The current designs for the sports complex is one large building. (Screenshot by Judy Smestad-Nunn)

  BRICK – A design revision for the proposed superdome sports complex required a hearing before the Planning Board when it was announced there will no longer be a dome in the plan.

  The original three-building layout included the 75,000-square-foot dome fronted by two additional buildings housing a daycare center, basketball courts and offices.

  The plan was altered due to fire code compliance.

  “We ran into a concern that Mr. [Kevin] Batzel the fire official had with our dome design,” said applicant attorney John Jackson.

  “Due to the spacing of the buildings he felt that regulations require that it has to have a fire suppression system, but it’s hard to hang in a blow-up building.”

  The developer, LCP Sports II Urban Renewal looked at a variety of options and decided to remove the spacing between the buildings and combine the three structures into a solid, single building, which Jackson called “a better product” since the building is “safer, more sturdy, more attractive and can handle a modern fire suppression system.”

  The change is simple and straightforward, said applicant engineer Jeffrey Carr. “It wasn’t something that stemmed from a desire that the applicant had, but it was more one of a combination of the building code official, Mr. [Daniel] Newman, and Mr. Batzel looking at it after we started applying for building permits.”

  The buildings were separated by 20 feet. The single building eliminates the spacing, and aside from a four-foot shift forward, would have nearly the same footprint as the previous proposed buildings, the engineer said.

The site, located behind Aldi’s, is currently being worked on. (Photo by Judy Smestad-Nunn)

  The traffic circulation stays the same as in the original plan, Carr added.

  The building sits 24 feet from the back property line instead of the original proposal, which was 20 feet away. A fire truck can access all around the property, he said, and the new plan allows for four additional parking spaces.

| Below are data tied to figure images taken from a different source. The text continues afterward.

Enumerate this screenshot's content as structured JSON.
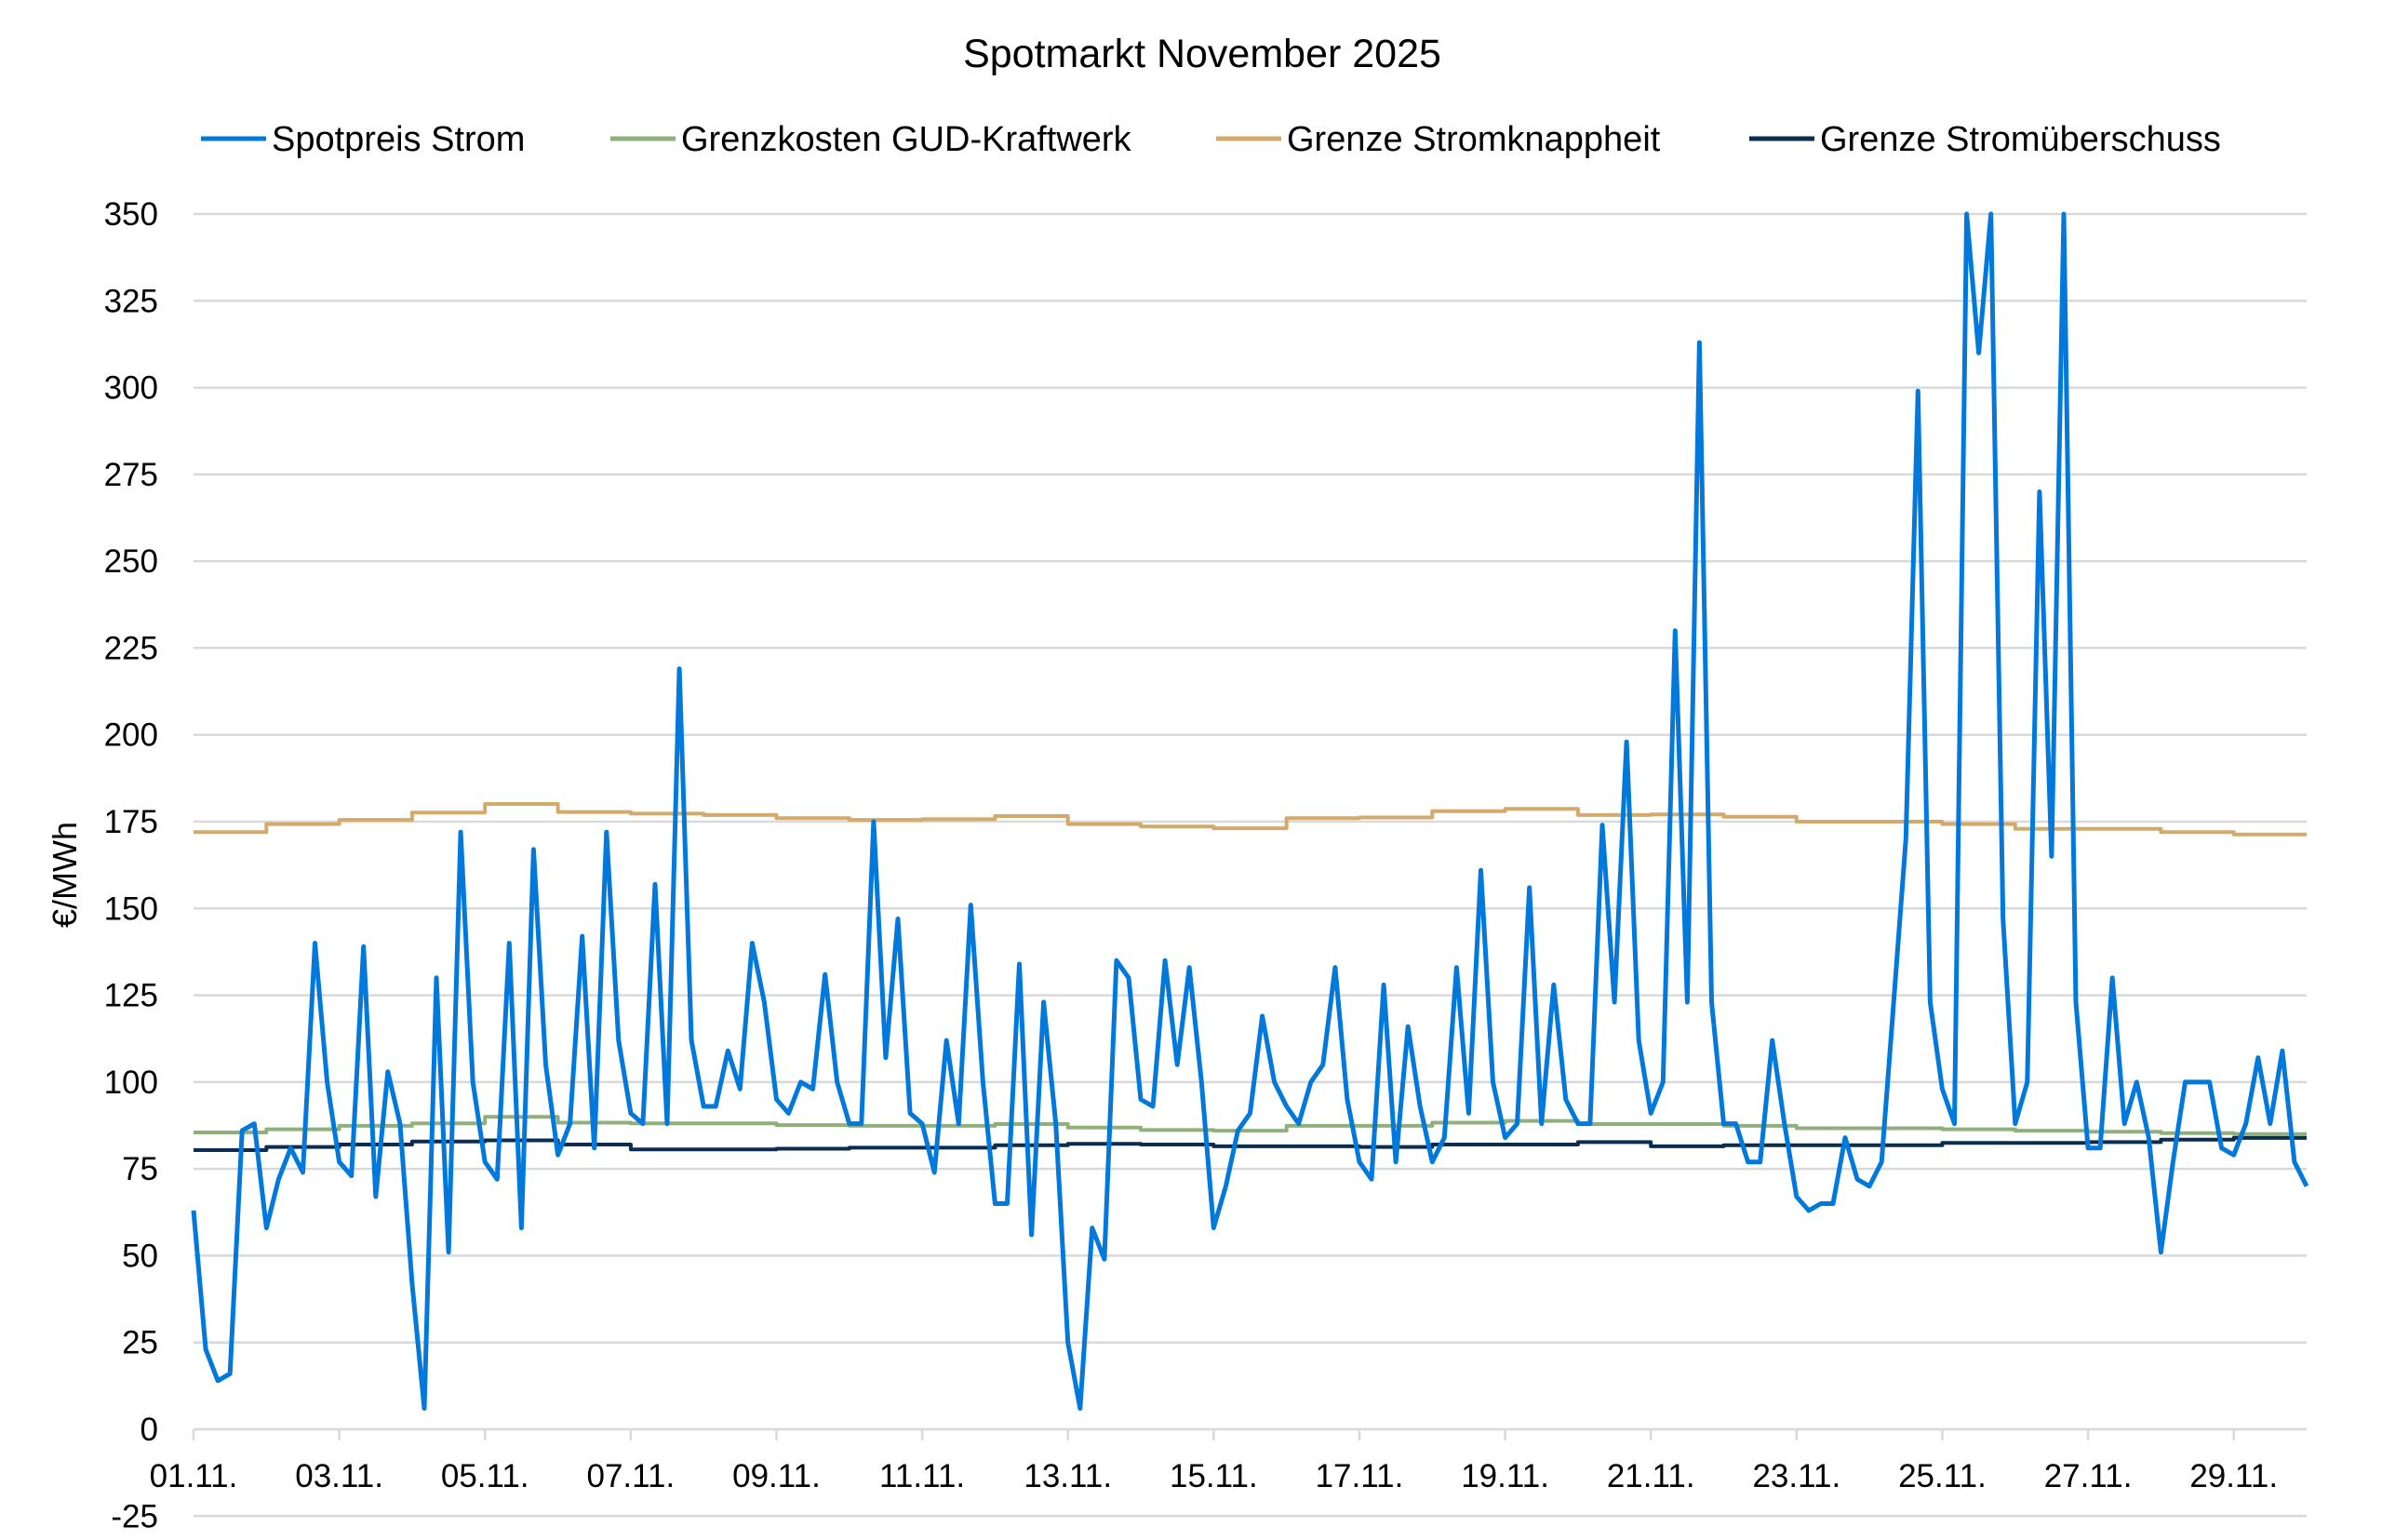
{
  "chart_data": {
    "type": "line",
    "title": "Spotmarkt November 2025",
    "ylabel": "€/MWh",
    "xlabel": "",
    "ylim": [
      -25,
      350
    ],
    "y_ticks": [
      "350",
      "325",
      "300",
      "275",
      "250",
      "225",
      "200",
      "175",
      "150",
      "125",
      "100",
      "75",
      "50",
      "25",
      "0",
      "-25"
    ],
    "x_ticks": [
      "01.11.",
      "03.11.",
      "05.11.",
      "07.11.",
      "09.11.",
      "11.11.",
      "13.11.",
      "15.11.",
      "17.11.",
      "19.11.",
      "21.11.",
      "23.11.",
      "25.11.",
      "27.11.",
      "29.11."
    ],
    "x_range": [
      "01.11. 00:00",
      "29.11. 24:00"
    ],
    "grid": "horizontal",
    "legend_position": "top",
    "series": [
      {
        "name": "Spotpreis Strom",
        "color": "#0078dc",
        "x_start": "01.11. 00:00",
        "interval_hours": 4,
        "values": [
          63,
          23,
          14,
          16,
          86,
          88,
          58,
          72,
          81,
          74,
          140,
          100,
          77,
          73,
          139,
          67,
          103,
          88,
          42,
          6,
          130,
          51,
          172,
          100,
          77,
          72,
          140,
          58,
          167,
          105,
          79,
          88,
          142,
          81,
          172,
          112,
          91,
          88,
          157,
          88,
          219,
          112,
          93,
          93,
          109,
          98,
          140,
          123,
          95,
          91,
          100,
          98,
          131,
          100,
          88,
          88,
          175,
          107,
          147,
          91,
          88,
          74,
          112,
          88,
          151,
          100,
          65,
          65,
          134,
          56,
          123,
          88,
          25,
          6,
          58,
          49,
          135,
          130,
          95,
          93,
          135,
          105,
          133,
          100,
          58,
          70,
          86,
          91,
          119,
          100,
          93,
          88,
          100,
          105,
          133,
          95,
          77,
          72,
          128,
          77,
          116,
          93,
          77,
          84,
          133,
          91,
          161,
          100,
          84,
          88,
          156,
          88,
          128,
          95,
          88,
          88,
          174,
          123,
          198,
          112,
          91,
          100,
          230,
          123,
          313,
          123,
          88,
          88,
          77,
          77,
          112,
          88,
          67,
          63,
          65,
          65,
          84,
          72,
          70,
          77,
          123,
          170,
          299,
          123,
          98,
          88,
          350,
          310,
          350,
          147,
          88,
          100,
          270,
          165,
          350,
          123,
          81,
          81,
          130,
          88,
          100,
          84,
          51,
          77,
          100,
          100,
          100,
          81,
          79,
          88,
          107,
          88,
          109,
          77,
          70
        ]
      },
      {
        "name": "Grenzkosten GUD-Kraftwerk",
        "color": "#8fb07a",
        "x_start": "01.11.",
        "interval_hours": 24,
        "values": [
          85.5,
          86.4,
          87.4,
          88.1,
          90,
          88.3,
          88.1,
          88.1,
          87.6,
          87.4,
          87.4,
          87.9,
          86.9,
          86.2,
          86,
          87.4,
          87.4,
          88.3,
          88.8,
          87.9,
          87.9,
          87.4,
          86.7,
          86.7,
          86.4,
          86,
          85.7,
          85.3,
          85
        ]
      },
      {
        "name": "Grenze Stromknappheit",
        "color": "#d4aa6c",
        "x_start": "01.11.",
        "interval_hours": 24,
        "values": [
          172,
          174.3,
          175.5,
          177.6,
          180.1,
          177.8,
          177.3,
          176.9,
          176,
          175.5,
          175.7,
          176.6,
          174.3,
          173.6,
          173.1,
          176,
          176.2,
          178,
          178.7,
          176.9,
          177.1,
          176.4,
          175,
          175,
          174.3,
          172.9,
          172.9,
          172,
          171.3
        ]
      },
      {
        "name": "Grenze Stromüberschuss",
        "color": "#0b2d4f",
        "x_start": "01.11.",
        "interval_hours": 24,
        "values": [
          80.4,
          81.3,
          82,
          82.9,
          83.2,
          82,
          80.6,
          80.6,
          80.8,
          81.1,
          81.1,
          81.8,
          82.2,
          82,
          81.5,
          81.5,
          81.3,
          82,
          82,
          82.7,
          81.5,
          81.8,
          81.8,
          81.8,
          82.5,
          82.5,
          82.7,
          83.4,
          83.9
        ]
      }
    ]
  }
}
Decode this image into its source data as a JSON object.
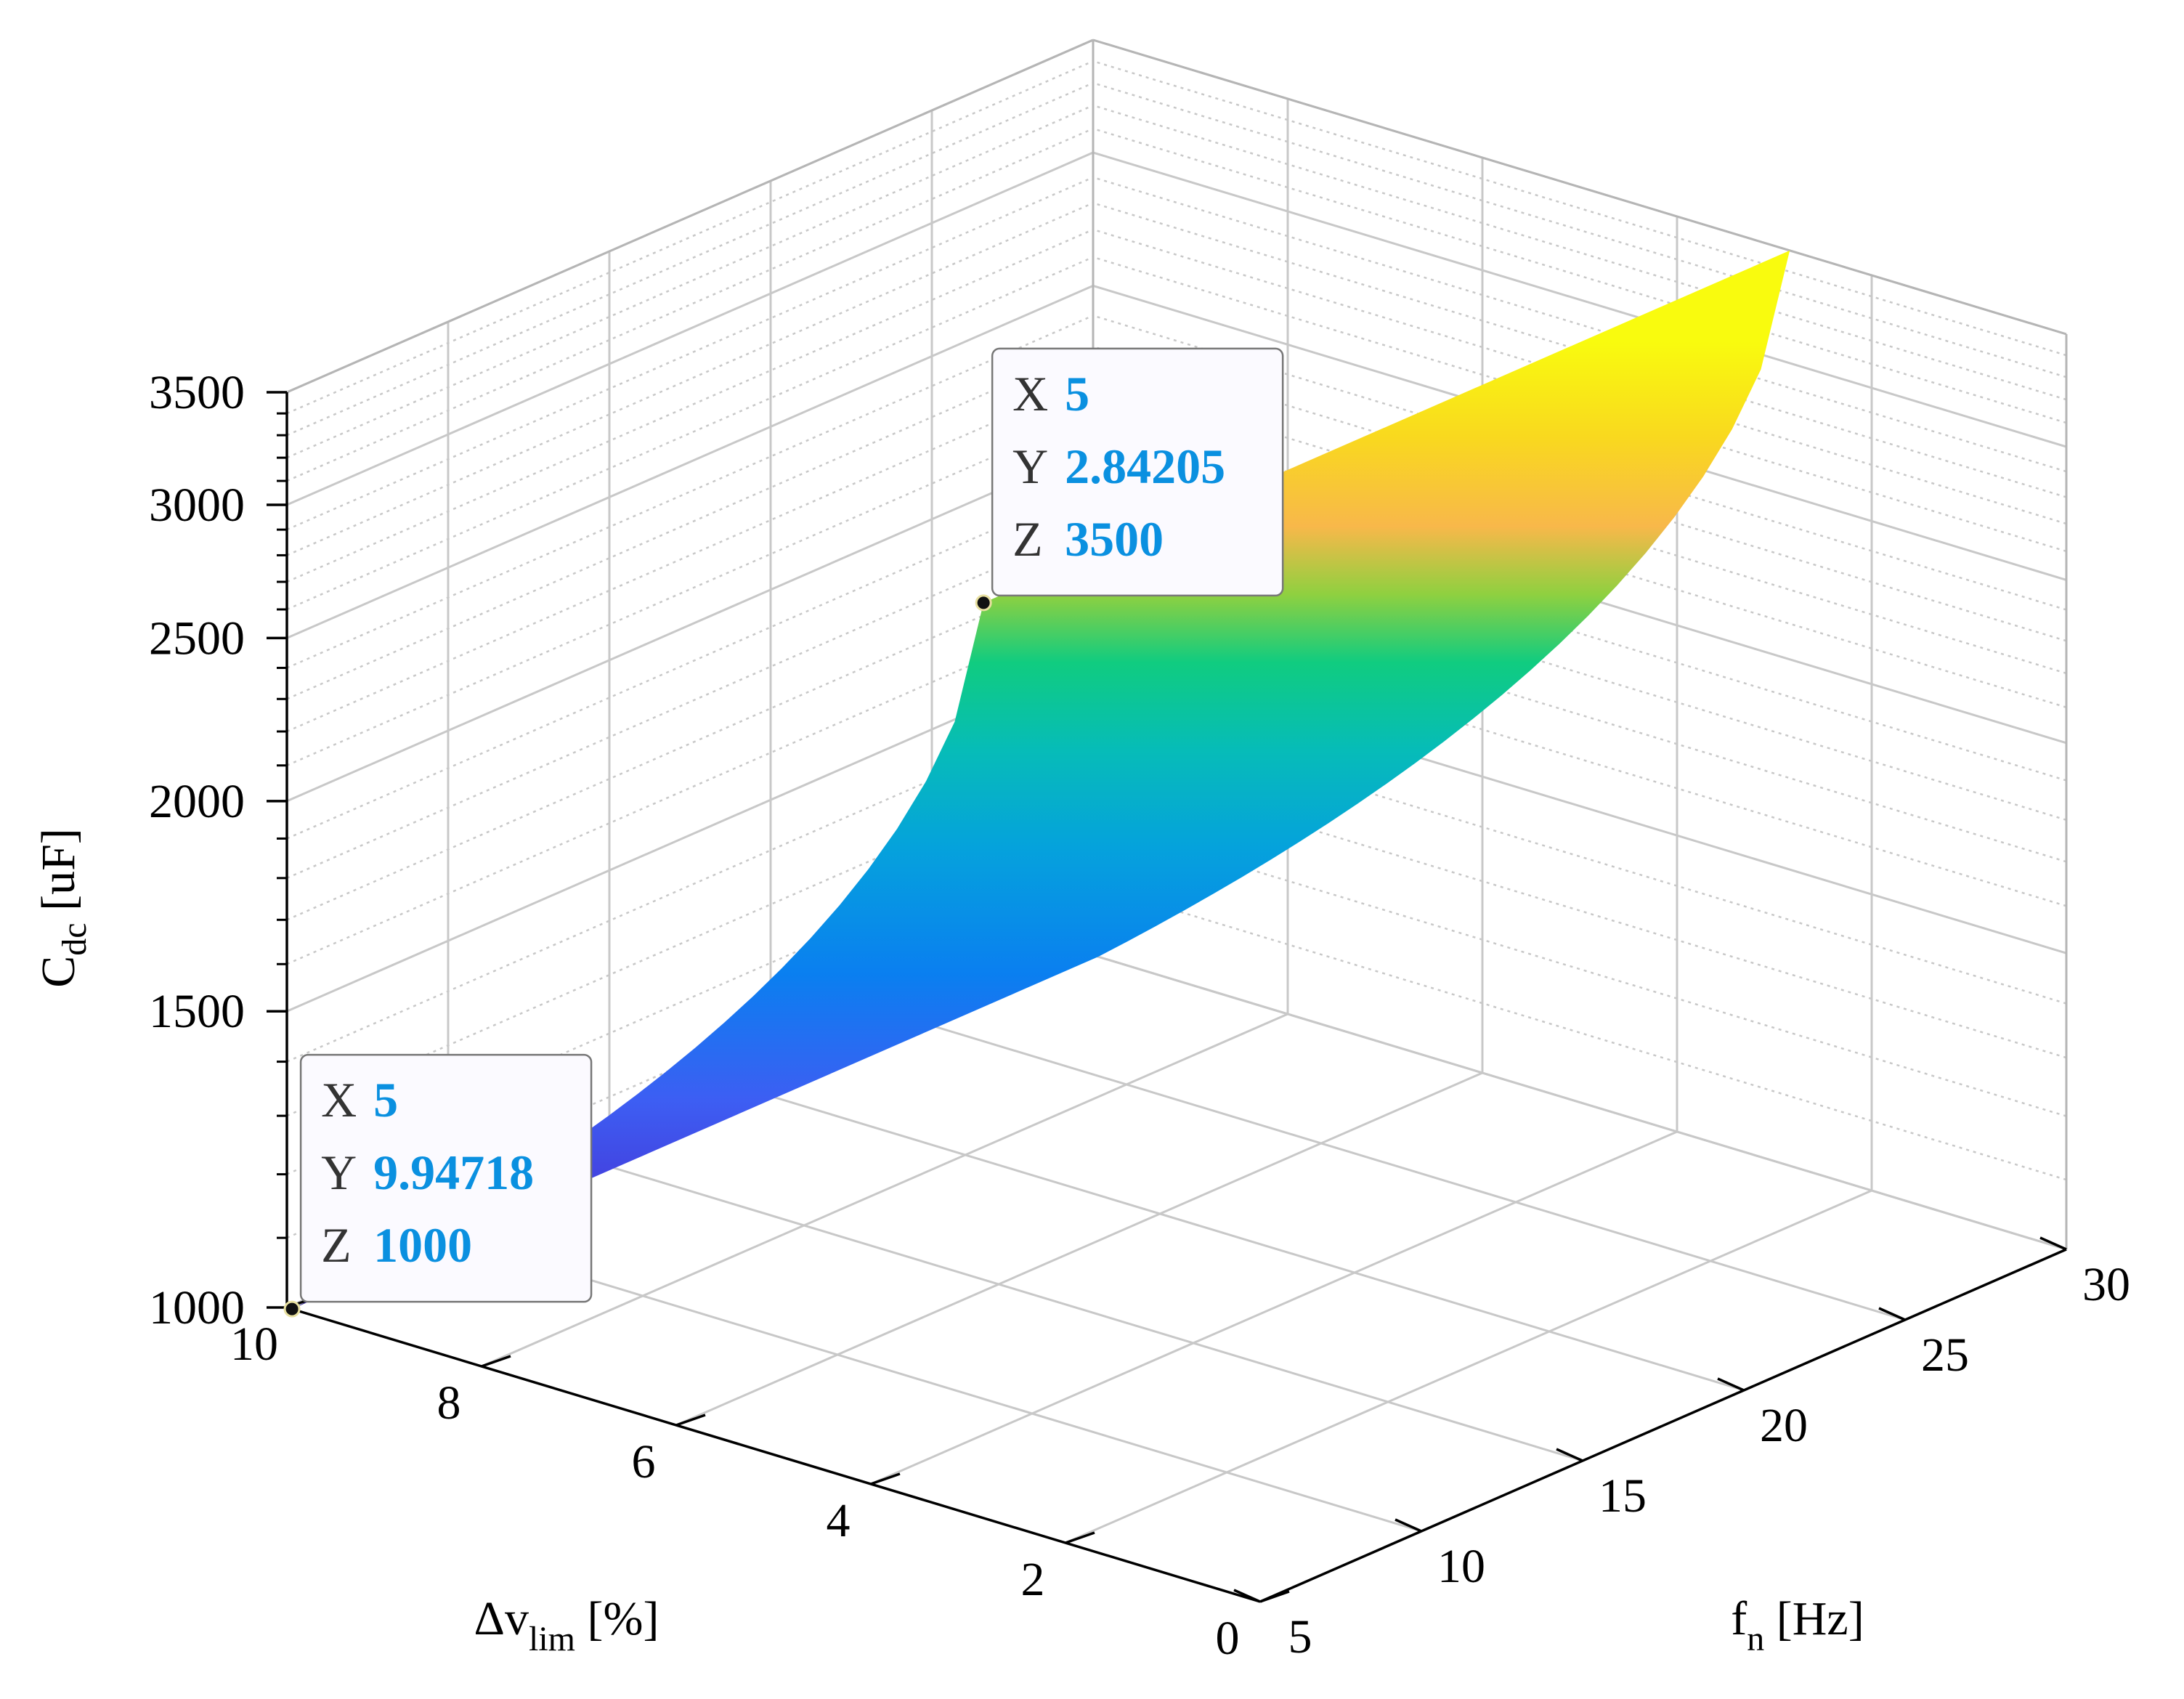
{
  "chart_data": {
    "type": "surface",
    "title": "",
    "x_axis": {
      "label": "f",
      "label_sub": "n",
      "label_unit": " [Hz]",
      "range": [
        5,
        30
      ],
      "ticks": [
        "5",
        "10",
        "15",
        "20",
        "25",
        "30"
      ]
    },
    "y_axis": {
      "label": "Δv",
      "label_sub": "lim",
      "label_unit": " [%]",
      "range": [
        0,
        10
      ],
      "ticks": [
        "0",
        "2",
        "4",
        "6",
        "8",
        "10"
      ]
    },
    "z_axis": {
      "label": "C",
      "label_sub": "dc",
      "label_unit": " [uF]",
      "range": [
        1000,
        3500
      ],
      "scale": "log",
      "ticks": [
        "1000",
        "1500",
        "2000",
        "2500",
        "3000",
        "3500"
      ]
    },
    "surface": {
      "x": [
        5,
        10,
        15,
        20,
        25,
        30
      ],
      "y_min": 2.84205,
      "y_max": 9.94718,
      "z_at_y_max": [
        1000,
        1000,
        1000,
        1000,
        1000,
        1000
      ],
      "z_at_y_min": [
        3500,
        3500,
        3500,
        3500,
        3500,
        3500
      ],
      "colormap": "parula",
      "colorbar": false
    },
    "grid": true,
    "datatips": [
      {
        "x_label": "X",
        "x": "5",
        "y_label": "Y",
        "y": "2.84205",
        "z_label": "Z",
        "z": "3500"
      },
      {
        "x_label": "X",
        "x": "5",
        "y_label": "Y",
        "y": "9.94718",
        "z_label": "Z",
        "z": "1000"
      }
    ],
    "colors": {
      "datatip_value": "#0a90e0",
      "datatip_label": "#333333",
      "grid": "#c8c8c8"
    }
  }
}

  Township planner Tara Paxton said if there had been a fire in the dome, the bubble would collapse and suppress the fire, but since the other buildings were so close, a fire could spread from the dome to the other structures before the dome collapsed.

  Sprinklers would have to be installed in the bubble, which cannot be done on the structural fabric.

  “So that wouldn’t work,” she said. “We tried for weeks and months to solve the fire issue.”

  Paxton, who also called the new single building “more aesthetically pleasing,” said that previous testimony and approved variances still apply to the revised plan.

The sports complex plan used to have a fabric dome. (Screenshot by Judy Smestad-Nunn)

  There were no questions from the audience or Board members, who unanimously voted in favor of the revised development.

  The site is in the middle of Brick Township and has a long history, Jackson said.

  It was formerly the site of a Foodtown, and the 11-acre parcel was purchased by the township for $6.1 million in 2003.

  The property was split and the township was paid a total of $5 million. An Aldi supermarket was built on the parcel fronting Route 70 and had its grand opening in December 2022.

  “We’re just seeking to put this final piece together, and my clients are very anxious to get going with this,” Jackson said.